Supposedly if a person is unable to handle financial transactions or money, it might be a premature sign that the individual with mild memory problems soon may have a lot more chances to develop Alzheimer’s disease. This is claimed by a research from the University of Alabama at Brimingham (UAB) Alzheimer’s disease Center, part of the Department of Neurology.
This research apparently analyzed patients who were suffering from a condition called as mild cognitive impairment (MCI), which is believed to be a precursor to Alzheimer’s disease. About 87 people with MCI and around 76 people with no memory problems were followed by the researchers. The subject’s capability to handle particular financial skills was supposedly evaluated at the start of the research and then again a year later, via a UAB-developed tool known as the Financial Capacity Instrument (FCI). The abilities apparently incorporated understanding a bank statement, balancing a checkbook, paying bills, preparing bills for mailing and counting coins and currency.

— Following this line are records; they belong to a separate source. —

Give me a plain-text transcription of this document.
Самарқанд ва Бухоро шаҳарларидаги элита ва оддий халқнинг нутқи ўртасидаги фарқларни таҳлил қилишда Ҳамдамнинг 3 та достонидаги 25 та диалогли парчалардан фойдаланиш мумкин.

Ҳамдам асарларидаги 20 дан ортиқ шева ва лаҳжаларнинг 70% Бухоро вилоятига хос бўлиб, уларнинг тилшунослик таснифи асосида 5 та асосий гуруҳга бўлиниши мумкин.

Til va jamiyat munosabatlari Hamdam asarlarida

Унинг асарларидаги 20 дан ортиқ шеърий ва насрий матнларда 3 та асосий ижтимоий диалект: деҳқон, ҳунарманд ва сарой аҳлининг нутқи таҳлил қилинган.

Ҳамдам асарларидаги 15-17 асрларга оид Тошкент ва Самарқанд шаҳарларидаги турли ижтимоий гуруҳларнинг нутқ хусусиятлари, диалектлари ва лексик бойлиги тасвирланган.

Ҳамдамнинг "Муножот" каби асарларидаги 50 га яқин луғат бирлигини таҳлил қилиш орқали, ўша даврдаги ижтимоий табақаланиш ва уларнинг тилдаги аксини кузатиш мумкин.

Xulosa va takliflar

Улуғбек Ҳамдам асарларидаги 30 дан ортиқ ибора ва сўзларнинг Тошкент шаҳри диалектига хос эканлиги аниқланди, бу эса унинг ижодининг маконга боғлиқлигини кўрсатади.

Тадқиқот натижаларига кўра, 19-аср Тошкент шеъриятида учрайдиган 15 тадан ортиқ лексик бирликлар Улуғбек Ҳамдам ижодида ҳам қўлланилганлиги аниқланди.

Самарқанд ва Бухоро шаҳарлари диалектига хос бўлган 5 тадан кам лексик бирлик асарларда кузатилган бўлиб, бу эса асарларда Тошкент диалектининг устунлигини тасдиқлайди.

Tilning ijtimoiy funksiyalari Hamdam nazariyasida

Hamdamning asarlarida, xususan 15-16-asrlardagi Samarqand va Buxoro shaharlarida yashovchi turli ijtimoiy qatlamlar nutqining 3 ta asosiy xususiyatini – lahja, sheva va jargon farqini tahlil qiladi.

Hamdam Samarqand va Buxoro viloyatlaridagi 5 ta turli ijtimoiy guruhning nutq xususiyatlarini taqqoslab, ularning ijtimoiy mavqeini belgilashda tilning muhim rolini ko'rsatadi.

During the year, about 25 of the MCI patients had supposedly advanced to Alzheimer’s disease. The overall FCI scores for those 25 subjects apparently dropped by around 6 percent from their original scores and there was about a 9 percent reduction in checkbook-management skills. The control group and those MCI patients who did not advance to dementia supposedly retained the level of their FCI scores all through the year.
Daniel Marson, Ph.D., JD, professor of neurology and director of the UAB Alzheimer’s Disease Center, commented, “Declining financial skills are detectable in patients with mild cognitive impairment in the year before their conversion to Alzheimer’s disease. This indicates that physicians and health-care providers need to watch patients with MCI closely for declining financial skills and advise families and caregivers to take steps to avoid negative financial events.”
Marson mentioned, “Financial capacity has emerged as a key activity of daily living in understanding functional impairment and decline in patients with MCI and dementia. The capacity to manage one’s own financial affairs is critical to success in independent living. Impairments in financial skills and judgment are often the first functional changes demonstrated by patients with incipient dementia.”
Marson is of the opinion that caregivers could keep an eye on a patient’s checking transactions, may get in touch with the patient’s bank to apparently spot irregularities like bills being paid two times or could become co-signers on a checking account so that joint signature may be needed for checks above a definite amount. Online banking and bill payment services are said to be supplementary alternatives for families.
These findings were published in the September edition of Neurology, the medical journal of the American Academy of Neurology.